Numerical and analytical solutions of Neutrino-Dominated Accretion Flows with a Non-Zero Torque Boundary Condition and its applications in Gamma-ray Bursts

TL;DR

This paper develops numerical and analytical models of neutrino-dominated accretion flows with non-zero boundary torque, demonstrating their potential to power bright gamma-ray bursts and explaining observed variability and afterglow features.

Contribution

It introduces the first solutions for NDAFs with non-zero boundary stresses, challenging previous assumptions and expanding understanding of GRB central engines.

Findings

NDAFs with boundary torque can power bright GRBs.

Disk becomes viscously unstable, explaining GRB variability.

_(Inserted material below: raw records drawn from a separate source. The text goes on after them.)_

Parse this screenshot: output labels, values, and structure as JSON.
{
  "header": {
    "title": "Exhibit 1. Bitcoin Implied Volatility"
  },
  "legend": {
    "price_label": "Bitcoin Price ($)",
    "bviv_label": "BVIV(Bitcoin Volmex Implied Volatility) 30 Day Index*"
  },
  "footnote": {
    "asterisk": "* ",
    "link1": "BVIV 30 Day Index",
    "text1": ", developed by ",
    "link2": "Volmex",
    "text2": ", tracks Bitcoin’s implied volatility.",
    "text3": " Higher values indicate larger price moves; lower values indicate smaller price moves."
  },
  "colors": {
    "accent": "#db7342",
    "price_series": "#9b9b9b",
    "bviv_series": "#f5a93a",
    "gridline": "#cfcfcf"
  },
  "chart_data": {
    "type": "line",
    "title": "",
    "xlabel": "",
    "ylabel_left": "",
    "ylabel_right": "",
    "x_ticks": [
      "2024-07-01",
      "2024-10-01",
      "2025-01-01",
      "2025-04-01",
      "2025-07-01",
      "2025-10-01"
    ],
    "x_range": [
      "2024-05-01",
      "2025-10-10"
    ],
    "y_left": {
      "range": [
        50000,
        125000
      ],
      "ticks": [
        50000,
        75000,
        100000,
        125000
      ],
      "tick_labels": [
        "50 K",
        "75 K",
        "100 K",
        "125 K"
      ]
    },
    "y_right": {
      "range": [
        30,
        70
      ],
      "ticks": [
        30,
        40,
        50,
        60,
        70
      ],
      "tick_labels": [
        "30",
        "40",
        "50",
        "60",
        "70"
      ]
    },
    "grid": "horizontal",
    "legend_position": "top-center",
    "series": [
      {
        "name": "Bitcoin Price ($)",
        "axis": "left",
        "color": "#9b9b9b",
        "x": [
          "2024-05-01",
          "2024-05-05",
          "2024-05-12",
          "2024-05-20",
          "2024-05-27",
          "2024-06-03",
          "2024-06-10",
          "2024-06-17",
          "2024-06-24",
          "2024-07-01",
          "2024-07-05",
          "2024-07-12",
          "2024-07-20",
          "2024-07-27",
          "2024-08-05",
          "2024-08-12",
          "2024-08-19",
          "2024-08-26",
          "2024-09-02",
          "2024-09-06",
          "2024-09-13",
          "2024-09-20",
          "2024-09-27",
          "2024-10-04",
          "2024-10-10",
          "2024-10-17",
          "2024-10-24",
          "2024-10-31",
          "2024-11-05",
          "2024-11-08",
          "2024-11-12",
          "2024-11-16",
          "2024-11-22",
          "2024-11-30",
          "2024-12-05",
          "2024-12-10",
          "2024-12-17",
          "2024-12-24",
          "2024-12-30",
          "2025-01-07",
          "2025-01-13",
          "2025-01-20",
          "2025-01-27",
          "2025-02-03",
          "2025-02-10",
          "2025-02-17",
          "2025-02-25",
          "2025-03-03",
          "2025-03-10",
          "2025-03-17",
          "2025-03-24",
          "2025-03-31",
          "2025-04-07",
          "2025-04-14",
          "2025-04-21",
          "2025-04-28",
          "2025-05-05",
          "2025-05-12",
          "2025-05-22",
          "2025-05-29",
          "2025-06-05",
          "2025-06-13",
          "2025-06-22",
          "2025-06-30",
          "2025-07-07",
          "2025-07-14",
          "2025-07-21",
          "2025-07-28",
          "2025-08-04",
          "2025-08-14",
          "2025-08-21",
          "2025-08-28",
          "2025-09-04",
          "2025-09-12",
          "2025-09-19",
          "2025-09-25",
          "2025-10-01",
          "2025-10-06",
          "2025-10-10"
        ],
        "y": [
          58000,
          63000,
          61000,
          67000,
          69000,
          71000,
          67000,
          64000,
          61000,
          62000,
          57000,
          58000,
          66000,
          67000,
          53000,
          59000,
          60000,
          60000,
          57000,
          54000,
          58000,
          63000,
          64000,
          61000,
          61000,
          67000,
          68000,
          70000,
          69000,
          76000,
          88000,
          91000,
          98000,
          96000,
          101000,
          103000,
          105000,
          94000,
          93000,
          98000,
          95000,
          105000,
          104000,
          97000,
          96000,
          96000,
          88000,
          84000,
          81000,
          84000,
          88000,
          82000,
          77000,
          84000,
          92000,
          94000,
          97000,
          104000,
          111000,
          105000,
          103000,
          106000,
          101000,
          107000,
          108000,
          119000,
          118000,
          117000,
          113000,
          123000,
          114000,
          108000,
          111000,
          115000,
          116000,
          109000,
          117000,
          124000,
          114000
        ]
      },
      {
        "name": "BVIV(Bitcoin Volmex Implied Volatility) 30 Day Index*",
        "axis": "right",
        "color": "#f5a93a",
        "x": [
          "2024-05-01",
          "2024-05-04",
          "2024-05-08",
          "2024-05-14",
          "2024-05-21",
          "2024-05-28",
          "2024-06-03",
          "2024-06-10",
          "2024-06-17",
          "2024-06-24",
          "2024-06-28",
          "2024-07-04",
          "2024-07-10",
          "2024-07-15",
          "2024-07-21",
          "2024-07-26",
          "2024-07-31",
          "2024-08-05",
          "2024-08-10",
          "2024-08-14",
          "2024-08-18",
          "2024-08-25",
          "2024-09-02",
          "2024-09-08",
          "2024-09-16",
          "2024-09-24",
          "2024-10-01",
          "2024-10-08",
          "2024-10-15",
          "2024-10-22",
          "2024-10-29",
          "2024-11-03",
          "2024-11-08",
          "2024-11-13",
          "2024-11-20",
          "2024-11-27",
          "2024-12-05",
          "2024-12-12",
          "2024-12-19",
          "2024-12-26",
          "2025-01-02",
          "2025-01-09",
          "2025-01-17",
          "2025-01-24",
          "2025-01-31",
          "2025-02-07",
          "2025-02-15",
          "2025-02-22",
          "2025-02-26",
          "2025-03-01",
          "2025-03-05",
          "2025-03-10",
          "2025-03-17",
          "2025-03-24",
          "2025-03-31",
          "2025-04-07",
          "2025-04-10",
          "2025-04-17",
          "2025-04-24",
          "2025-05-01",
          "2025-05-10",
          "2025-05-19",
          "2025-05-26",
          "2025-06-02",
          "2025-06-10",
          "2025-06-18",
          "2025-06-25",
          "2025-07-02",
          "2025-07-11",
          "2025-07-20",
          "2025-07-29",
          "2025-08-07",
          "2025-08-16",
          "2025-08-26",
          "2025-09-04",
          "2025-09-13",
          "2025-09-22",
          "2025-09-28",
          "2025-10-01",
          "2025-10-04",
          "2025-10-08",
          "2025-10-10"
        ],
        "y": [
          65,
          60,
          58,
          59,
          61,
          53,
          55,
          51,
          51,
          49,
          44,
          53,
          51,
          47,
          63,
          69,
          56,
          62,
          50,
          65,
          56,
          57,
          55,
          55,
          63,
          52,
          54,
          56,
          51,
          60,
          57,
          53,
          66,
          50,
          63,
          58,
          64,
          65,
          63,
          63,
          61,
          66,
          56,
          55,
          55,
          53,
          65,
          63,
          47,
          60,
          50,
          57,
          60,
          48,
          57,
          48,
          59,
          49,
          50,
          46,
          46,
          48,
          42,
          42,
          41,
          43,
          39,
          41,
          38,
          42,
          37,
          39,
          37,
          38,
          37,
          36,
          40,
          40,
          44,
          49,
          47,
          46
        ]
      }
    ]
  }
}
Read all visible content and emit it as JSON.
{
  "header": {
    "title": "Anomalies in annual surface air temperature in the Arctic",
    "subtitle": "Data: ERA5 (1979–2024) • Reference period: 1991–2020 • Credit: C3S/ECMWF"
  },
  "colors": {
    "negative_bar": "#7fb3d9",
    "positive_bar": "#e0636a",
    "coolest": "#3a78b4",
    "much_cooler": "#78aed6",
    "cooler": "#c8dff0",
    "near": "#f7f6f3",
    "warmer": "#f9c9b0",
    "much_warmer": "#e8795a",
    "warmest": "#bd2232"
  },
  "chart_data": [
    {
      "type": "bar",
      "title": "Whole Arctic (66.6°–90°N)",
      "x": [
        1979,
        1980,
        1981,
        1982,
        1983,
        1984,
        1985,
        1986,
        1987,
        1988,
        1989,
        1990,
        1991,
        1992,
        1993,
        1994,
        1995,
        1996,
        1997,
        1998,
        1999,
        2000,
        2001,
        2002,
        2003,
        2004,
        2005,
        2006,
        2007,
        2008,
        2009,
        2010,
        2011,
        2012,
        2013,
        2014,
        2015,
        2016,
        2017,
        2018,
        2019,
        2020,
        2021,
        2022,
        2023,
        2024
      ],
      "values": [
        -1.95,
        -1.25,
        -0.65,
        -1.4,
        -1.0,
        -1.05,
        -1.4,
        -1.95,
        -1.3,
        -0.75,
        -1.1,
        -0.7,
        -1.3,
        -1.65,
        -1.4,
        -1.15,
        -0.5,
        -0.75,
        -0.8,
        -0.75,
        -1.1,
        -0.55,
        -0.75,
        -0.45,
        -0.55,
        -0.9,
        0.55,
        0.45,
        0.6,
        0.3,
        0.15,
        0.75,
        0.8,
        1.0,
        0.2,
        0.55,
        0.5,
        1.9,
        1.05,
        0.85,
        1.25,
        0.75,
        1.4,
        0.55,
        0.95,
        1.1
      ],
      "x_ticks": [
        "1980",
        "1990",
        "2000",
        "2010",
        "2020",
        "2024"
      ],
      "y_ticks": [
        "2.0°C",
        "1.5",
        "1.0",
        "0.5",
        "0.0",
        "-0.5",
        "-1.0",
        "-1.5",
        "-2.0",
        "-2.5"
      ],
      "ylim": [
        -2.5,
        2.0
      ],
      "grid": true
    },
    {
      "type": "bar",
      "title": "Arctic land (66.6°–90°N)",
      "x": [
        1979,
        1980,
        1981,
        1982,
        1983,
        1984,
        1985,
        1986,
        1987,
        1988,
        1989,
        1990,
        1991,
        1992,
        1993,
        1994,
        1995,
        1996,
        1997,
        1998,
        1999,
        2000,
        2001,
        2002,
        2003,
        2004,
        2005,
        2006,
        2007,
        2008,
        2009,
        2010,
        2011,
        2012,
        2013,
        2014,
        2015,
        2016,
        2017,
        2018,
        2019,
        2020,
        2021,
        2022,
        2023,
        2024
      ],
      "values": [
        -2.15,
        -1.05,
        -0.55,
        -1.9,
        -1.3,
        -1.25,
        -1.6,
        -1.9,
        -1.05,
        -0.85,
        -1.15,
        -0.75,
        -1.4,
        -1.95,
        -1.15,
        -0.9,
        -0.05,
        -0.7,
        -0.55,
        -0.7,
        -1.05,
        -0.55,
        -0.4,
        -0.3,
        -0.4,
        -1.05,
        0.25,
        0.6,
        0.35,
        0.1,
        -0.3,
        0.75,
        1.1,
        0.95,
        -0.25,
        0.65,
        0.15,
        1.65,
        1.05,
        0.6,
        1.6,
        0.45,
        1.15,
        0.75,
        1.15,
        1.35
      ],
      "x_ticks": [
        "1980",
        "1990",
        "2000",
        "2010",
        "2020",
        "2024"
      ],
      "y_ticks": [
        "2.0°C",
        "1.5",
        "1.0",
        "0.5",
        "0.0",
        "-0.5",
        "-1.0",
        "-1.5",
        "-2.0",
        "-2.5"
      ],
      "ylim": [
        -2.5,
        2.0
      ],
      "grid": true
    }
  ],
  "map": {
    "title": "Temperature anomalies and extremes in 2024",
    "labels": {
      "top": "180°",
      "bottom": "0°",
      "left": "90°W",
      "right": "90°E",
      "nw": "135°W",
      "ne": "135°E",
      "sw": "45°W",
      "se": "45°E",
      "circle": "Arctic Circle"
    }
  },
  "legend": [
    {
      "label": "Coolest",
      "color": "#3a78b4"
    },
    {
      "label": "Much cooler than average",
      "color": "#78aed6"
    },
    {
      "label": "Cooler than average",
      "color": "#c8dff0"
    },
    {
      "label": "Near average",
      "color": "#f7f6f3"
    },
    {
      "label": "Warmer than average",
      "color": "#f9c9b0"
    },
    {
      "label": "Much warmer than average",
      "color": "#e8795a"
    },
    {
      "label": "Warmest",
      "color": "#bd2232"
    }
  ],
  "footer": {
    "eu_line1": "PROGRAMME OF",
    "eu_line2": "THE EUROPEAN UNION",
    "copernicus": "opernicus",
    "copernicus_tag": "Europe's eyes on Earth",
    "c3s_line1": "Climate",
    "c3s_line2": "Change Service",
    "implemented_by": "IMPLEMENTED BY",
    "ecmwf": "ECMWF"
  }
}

Boundary torque has negligible effect on gravitational wave strength.

Abstract

A stellar mass black hole (BH) surrounded by a neutrino-dominated accretion flow (NDAF) has been discussed in a number of works as the central engine of gamma-ray bursts (GRBs). It is widely believed that NDAF cannot liberate enough energy for bright GRBs. However, these works have been based on the assumption of "no torque" boundary condition, which is invalid when the disk is magnetized. In this paper, we present both numerical and analytical solutions for NDAFs with non-zero boundary stresses, and reexamine their properties. We find that NDAF with such boundary torque can be powerful enough to account for those bright short GRBs, energetic long GRBs and ultra-long GRBs. The disk becomes viscously unstable, which makes it possible to interpret the variability of GRB prompt emission and the steep decay phase in the early X-ray afterglow. Finally, we study the gravitational waves radiated from a processing BH-NDAF. We find that the effects of the boundary torque on the strength of the gravitational waves can be ignored.